分析员垂眸看了她一会儿,最终还是接过了项圈。
皮质的环绕到她脖颈上时,铃的身体几乎是立刻就轻轻颤了一下。
不是害怕,而是一种近乎发麻的兴奋。
她看着分析员的手给自己扣上那只项圈,听见金属扣轻响,心脏也跟着咚地撞了一下。
那一瞬间,她甚至有种荒唐却甜得发疯的满足——
这才第二天。
只是第二天而已。
昨天她才真正被他夺走处女,今夜就已经主动给自己套上项圈,把自己打包成一只随他怎么玩弄的母猫,乖乖送到他手里。
可她一点都不觉得后悔。
甚至恰恰相反,她觉得这样很好,好得让她发热,让她甘心,让她恨不得把自己更多地献出去。
只要能让分析员喜欢,只要能让他多看她一眼、多对她上点心,多在这段关系里停留久一点,她就愿意把能给的都给出来。

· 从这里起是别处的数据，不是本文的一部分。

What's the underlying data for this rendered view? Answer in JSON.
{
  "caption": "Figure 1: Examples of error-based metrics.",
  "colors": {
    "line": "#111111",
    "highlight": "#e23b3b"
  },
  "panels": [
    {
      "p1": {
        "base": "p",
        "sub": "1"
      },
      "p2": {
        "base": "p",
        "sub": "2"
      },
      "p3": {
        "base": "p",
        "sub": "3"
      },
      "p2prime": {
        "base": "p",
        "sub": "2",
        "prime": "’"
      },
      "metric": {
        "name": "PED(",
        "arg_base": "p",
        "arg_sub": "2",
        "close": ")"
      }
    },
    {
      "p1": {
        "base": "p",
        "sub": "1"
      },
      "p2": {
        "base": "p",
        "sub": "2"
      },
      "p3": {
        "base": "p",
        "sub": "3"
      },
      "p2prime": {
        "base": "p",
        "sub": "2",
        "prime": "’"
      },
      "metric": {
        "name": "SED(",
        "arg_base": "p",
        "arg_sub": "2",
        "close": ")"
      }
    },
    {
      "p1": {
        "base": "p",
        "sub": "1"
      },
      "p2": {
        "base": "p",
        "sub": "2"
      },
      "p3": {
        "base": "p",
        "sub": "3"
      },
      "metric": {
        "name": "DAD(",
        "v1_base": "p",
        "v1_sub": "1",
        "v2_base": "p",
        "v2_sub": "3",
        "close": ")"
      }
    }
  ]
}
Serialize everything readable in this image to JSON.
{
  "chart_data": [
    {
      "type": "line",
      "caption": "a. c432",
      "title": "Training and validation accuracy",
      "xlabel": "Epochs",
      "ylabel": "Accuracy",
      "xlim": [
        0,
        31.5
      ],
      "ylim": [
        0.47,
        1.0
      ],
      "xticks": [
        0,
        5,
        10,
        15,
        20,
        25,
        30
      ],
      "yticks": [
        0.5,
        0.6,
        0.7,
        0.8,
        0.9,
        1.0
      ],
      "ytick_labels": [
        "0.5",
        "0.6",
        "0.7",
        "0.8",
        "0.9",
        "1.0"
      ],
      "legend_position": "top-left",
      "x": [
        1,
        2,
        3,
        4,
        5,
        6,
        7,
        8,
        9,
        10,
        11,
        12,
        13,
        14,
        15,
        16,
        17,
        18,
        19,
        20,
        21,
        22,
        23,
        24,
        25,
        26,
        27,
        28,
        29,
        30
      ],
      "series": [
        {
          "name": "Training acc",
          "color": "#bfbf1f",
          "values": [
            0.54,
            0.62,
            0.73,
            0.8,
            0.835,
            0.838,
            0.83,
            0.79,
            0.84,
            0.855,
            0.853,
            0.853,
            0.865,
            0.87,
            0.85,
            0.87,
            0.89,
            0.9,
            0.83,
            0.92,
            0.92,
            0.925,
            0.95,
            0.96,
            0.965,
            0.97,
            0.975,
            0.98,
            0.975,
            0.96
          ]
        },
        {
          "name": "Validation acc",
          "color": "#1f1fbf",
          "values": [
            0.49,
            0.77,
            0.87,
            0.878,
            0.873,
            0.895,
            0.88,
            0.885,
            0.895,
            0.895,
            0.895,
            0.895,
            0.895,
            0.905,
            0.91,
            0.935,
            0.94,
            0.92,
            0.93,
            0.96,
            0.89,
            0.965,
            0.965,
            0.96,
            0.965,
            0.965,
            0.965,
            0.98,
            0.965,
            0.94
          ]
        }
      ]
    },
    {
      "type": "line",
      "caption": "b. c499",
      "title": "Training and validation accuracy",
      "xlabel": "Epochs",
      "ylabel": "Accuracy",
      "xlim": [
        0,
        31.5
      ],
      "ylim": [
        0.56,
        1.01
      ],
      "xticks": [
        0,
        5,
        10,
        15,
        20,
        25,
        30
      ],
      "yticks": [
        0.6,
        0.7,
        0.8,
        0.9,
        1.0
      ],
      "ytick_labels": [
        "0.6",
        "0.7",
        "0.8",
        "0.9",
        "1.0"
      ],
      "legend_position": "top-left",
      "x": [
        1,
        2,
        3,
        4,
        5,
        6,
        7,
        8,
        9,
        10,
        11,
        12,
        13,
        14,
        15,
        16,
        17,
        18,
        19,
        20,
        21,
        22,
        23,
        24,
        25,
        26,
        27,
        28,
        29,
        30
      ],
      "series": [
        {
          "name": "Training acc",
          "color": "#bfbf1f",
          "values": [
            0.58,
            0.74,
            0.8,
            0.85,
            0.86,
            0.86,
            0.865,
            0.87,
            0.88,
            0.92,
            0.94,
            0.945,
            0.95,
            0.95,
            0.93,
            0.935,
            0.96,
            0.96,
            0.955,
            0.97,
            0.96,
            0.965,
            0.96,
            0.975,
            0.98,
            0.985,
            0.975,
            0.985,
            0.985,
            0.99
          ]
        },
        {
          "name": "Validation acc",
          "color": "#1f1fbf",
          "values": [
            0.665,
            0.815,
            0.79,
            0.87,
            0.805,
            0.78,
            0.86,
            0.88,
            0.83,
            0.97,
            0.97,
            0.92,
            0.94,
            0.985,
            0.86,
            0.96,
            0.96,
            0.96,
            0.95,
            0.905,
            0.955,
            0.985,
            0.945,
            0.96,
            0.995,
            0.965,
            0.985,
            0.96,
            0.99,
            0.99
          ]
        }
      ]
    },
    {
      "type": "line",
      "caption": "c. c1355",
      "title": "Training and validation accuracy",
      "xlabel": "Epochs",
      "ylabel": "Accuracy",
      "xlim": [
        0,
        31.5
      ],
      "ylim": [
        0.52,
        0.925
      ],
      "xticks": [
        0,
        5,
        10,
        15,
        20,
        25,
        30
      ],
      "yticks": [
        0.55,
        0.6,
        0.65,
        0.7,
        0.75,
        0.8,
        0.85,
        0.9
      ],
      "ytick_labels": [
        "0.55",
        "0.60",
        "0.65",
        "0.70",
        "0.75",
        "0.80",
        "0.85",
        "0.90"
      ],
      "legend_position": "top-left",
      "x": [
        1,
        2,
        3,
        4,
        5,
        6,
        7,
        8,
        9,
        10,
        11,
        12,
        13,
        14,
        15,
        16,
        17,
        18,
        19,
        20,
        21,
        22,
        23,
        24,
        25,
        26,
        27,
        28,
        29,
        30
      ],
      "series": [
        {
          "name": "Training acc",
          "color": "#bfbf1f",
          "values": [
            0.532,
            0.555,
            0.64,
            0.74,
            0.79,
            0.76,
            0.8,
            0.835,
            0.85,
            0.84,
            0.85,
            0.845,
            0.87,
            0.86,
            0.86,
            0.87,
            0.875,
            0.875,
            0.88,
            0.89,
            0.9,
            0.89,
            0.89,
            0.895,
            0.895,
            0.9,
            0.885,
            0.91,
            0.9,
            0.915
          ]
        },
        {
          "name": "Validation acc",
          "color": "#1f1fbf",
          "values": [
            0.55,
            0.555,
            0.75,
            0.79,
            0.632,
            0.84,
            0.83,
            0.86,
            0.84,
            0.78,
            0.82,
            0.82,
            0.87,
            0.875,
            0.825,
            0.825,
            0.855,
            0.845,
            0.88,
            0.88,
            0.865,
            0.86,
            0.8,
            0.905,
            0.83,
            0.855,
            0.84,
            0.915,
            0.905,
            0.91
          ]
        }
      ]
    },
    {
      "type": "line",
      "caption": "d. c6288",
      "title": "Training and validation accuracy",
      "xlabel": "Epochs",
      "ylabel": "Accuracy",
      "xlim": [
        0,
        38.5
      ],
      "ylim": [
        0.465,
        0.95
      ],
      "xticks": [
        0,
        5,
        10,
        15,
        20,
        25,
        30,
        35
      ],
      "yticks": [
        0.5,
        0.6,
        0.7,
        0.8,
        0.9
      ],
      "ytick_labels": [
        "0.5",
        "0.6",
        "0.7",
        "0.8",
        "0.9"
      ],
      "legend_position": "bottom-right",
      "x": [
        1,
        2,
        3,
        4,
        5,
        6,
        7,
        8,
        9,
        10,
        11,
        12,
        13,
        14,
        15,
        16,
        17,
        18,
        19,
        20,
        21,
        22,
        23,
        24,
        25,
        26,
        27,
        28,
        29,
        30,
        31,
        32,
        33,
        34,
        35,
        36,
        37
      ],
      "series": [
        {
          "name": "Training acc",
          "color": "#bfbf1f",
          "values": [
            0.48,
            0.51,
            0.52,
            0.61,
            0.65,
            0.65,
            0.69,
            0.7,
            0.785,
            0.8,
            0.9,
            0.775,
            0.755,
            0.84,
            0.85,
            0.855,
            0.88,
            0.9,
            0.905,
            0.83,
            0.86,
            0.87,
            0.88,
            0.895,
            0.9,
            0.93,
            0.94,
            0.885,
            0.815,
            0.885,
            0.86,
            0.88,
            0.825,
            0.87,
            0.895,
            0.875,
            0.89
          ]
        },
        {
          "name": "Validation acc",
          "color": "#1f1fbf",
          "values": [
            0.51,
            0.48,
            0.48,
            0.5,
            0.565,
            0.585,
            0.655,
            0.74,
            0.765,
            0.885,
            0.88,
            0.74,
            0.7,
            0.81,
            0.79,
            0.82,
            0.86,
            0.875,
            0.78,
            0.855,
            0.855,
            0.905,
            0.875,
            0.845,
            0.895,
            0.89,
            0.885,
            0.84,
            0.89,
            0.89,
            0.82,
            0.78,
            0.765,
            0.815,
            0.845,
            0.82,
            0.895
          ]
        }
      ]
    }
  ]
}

床垫在身下陷下去时,铃被分析员按着腰压进了柔软的大床里。
海景套房外夜色正深,落地窗上映着室内朦胧灯光,床上这一块却已经热得像另一重世界。
她的脸埋在枕头和被褥之间,毛茸茸的兽耳还歪在头顶,尾巴拖在身后,项圈圈着细白的脖子,整个人都像被驯化到最合适的姿态。
小裙摆早就被掀到腰上,露出底下白嫩的臀和腿根。
那套野兽装本来就带着赤裸裸的情趣意味,一旦被这样撕开成方便操弄的模样,便越发显得淫靡。
分析员站在她身后,一只手压着她后腰,另一只手捏着那条尾巴根部附近的布料,像是在审视今晚这只主动送上门来的小东西到底有多乖。
铃被他按得腰都塌下去,呼吸也急了。
“主、主人……”她声音已经有点软,“猫猫准备好了……?”
下一秒,男人滚烫的性器隔着套子抵上她早就湿得发黏的穴口,随后毫不客气地顶了进去。
“啊——呀啊啊……??”
铃整个人都猛地绷紧了一下,手指一下抓皱了床单。
虽然已经不是第一次了,可这种被他从后面插进来的感觉还是太强烈,太涨,太满。
她的小穴本来就被欲望弄得软软张开了,此刻仍旧被那根裹着薄套的粗硬肉棒狠狠干开,一寸寸撑进去时,酥麻和快感几乎一起炸开,顺着腰椎直窜上来。
分析员没有慢慢磨她。
确认她吃进去之后,他扶着她的腰就开始活塞运动。
啪啪的撞击声很快在房间里响起来,肉体撞肉体,湿润黏腻的穴肉被狠狠操开的声音又脏又响。
铃的小屁股被顶得一颤一颤,白嫩臀肉随着冲撞直抖,那条尾巴也在动作里乱晃,简直淫得不像话。